0
$\begingroup$

Lets say I have an fair coin.

Lets say we have a random variable X, and X=1 if the coin is heads, and X=-1 if the coin is tails.

Now lets define a random process Y(t)=X. This means that there is one coin toss, and it defines the value of Y(t).

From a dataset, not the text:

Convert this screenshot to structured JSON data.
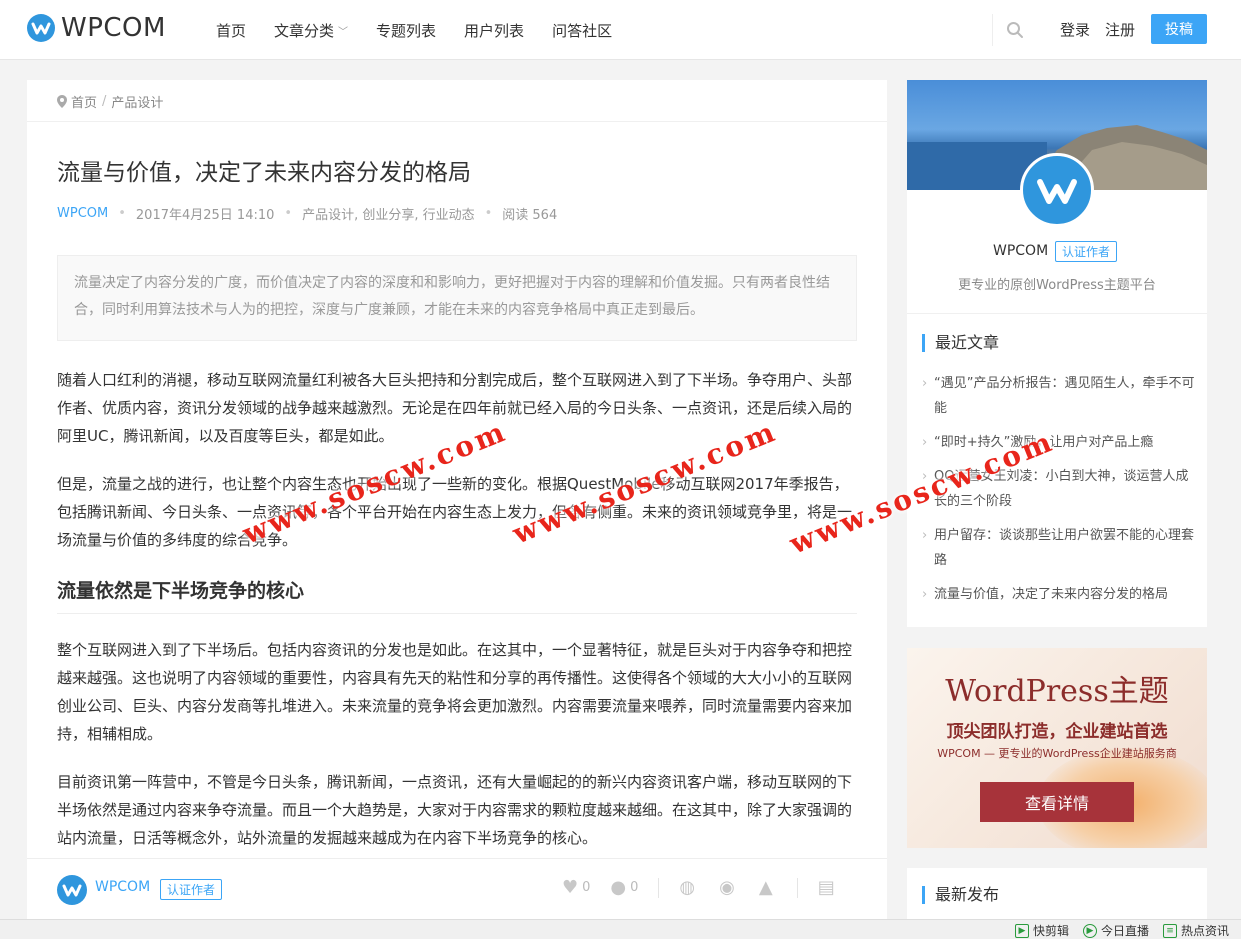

Is Y(t) SSS? It seems that it should be, because its PDF isn't dependent in time.

  • 0
    What is SSS? Please define it.2017-02-07
  • 0
    Yes, this process is strictly stationary. It is not _ergodic_ in the sense that the time average $\lim_{T\to \infty}\frac 1T \int_{0^T} y(t) dt$ of a sample path $y(t)$ (there are only two of these!) does not converge to the ensemble average $E[Y(t)] = E[X]$.2017-02-07
  • 0
    SSS is Strict Sense Stationary2017-02-07

1 Answers 1

0

If you mean strongly (or strictly) stationary then the answer is yes. For arbitrary $k$ and any $t \in \mathbb{R}_+^k$ we have that $$[Y(t_1),\ldots,Y(t_k)] = [X,\ldots,X].$$ Similarly, for $\tau > 0$ we have that $$[Y(t_1+\tau),\ldots,Y(t_k+\tau)] = [X,\ldots,X].$$ Combining these two equations yields the desired result.